Nouvelle lettre
Je t'écris encore.
Car il faut que je te parle encore.
Et j'ai bien peur qu'il va falloir que je t'écrive toutes les semaines.
Ma colère n'est pas retombée, car les lames se sont encore levées.
Il devient plus sûr, de nos jours, de prier dans les mosquées que dans les églises.
Je sais que tu es agnostique (toi, tu ne le sais pas encore. Tu es simplement rétif à obéir à des injonctions barbantes le dimanche matin). Mais tu as été forgé dans le fer de la chrétienté. Celle qui a transformé ses épées en plumes de stylo.

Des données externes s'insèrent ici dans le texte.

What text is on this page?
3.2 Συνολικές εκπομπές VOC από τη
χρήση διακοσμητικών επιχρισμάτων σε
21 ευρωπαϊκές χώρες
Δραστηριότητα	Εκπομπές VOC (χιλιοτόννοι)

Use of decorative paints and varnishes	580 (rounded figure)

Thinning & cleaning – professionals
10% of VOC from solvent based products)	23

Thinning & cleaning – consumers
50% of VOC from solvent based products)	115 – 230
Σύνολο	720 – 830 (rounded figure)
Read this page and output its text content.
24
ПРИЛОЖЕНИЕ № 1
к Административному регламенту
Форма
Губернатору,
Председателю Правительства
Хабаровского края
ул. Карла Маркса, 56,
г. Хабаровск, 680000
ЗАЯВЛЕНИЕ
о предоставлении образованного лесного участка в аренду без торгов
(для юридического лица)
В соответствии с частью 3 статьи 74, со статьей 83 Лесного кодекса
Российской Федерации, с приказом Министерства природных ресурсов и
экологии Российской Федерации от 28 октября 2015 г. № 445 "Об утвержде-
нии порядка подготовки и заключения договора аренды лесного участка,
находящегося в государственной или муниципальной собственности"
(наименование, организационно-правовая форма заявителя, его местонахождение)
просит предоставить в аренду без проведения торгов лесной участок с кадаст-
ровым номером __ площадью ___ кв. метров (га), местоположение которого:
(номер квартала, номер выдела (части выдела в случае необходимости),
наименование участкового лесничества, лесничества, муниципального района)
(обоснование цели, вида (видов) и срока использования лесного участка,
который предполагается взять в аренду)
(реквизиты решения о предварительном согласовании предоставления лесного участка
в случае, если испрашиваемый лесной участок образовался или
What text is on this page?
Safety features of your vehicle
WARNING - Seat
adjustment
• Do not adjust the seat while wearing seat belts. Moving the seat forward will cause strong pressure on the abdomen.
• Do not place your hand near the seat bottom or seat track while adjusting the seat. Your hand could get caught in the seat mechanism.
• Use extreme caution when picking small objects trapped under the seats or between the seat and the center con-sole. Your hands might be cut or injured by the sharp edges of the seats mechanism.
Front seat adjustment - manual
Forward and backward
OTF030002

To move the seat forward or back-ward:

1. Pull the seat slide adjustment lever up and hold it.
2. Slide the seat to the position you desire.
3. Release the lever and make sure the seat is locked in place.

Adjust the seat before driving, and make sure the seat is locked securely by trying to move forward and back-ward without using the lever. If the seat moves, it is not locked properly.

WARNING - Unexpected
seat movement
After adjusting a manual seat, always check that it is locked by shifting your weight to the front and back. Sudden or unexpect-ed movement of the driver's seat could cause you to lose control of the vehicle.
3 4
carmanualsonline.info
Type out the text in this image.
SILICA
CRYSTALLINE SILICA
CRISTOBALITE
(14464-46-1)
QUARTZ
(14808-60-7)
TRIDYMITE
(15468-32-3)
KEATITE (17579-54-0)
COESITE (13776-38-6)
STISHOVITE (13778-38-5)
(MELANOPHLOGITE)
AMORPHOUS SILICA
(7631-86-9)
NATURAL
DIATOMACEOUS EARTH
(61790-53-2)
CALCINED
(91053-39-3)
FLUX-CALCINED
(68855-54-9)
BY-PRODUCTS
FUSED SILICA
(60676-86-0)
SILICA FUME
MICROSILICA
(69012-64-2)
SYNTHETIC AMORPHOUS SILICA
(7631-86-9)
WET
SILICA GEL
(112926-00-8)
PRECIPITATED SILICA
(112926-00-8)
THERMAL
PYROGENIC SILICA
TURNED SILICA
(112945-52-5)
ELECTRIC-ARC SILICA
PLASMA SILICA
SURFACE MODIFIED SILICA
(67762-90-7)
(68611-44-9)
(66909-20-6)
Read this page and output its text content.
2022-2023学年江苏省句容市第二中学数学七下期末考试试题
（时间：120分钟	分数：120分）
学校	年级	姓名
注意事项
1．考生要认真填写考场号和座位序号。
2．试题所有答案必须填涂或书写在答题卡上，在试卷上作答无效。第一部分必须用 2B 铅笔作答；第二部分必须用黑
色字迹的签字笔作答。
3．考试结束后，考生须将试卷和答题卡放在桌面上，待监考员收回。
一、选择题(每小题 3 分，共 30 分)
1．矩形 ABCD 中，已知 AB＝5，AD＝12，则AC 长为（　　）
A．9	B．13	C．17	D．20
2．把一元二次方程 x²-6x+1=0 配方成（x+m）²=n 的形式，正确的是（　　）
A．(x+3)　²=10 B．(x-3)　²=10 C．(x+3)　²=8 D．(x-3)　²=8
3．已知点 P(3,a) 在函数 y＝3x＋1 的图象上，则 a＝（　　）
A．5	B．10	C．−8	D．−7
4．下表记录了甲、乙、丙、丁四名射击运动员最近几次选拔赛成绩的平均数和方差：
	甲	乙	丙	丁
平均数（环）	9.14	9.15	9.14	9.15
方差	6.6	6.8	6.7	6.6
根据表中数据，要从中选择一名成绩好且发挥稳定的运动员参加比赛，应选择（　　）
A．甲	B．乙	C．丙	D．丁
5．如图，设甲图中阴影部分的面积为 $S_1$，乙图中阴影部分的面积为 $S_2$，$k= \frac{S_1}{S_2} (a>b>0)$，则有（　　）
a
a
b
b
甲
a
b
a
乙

Ceux-là mêmes qui ont écrit les textes humanistes, qui enfantèrent la Constitution.
Et tu admires les constructions humaines, qu'elles soient ou non dévolues à un quelconque dieu.
Tu as toujours trouvé les églises fascinantes et mystérieuses. Et tu te souviens avec émotion du cri de Quasimodo « Asile ! Asile ! », qui montait du texte de Victor Hugo.
Les églises ont toujours été pour toi des lieux sacrés. Tu les respectes.
Mais si ses murs sont solides, ses fondations sont fragiles.
Et le couteau de l'islamiste se moque bien des plumes de stylo, coupables de n'avoir pas écrit son livre.
Alors il entre dans les églises où il décapite et égorge.
Et toi tu ne peux qu'écrire ta colère. Tu espères d'ailleurs ne pas être le seul à la ressentir.
Tu t'étrangles de douleur et de consternation à la lecture de réactions, au mieux tièdes, au pire laudatrices, à cet acte abject.
Et tu ne peux t'empêcher, à regarder ta plume, de te sentir impuissant face à l'épée.
Mais tu te jure que c'est ce qu'ils t'enlèveront en dernier. Même s'il te faudra la planter dans l'oeil de ton ennemi.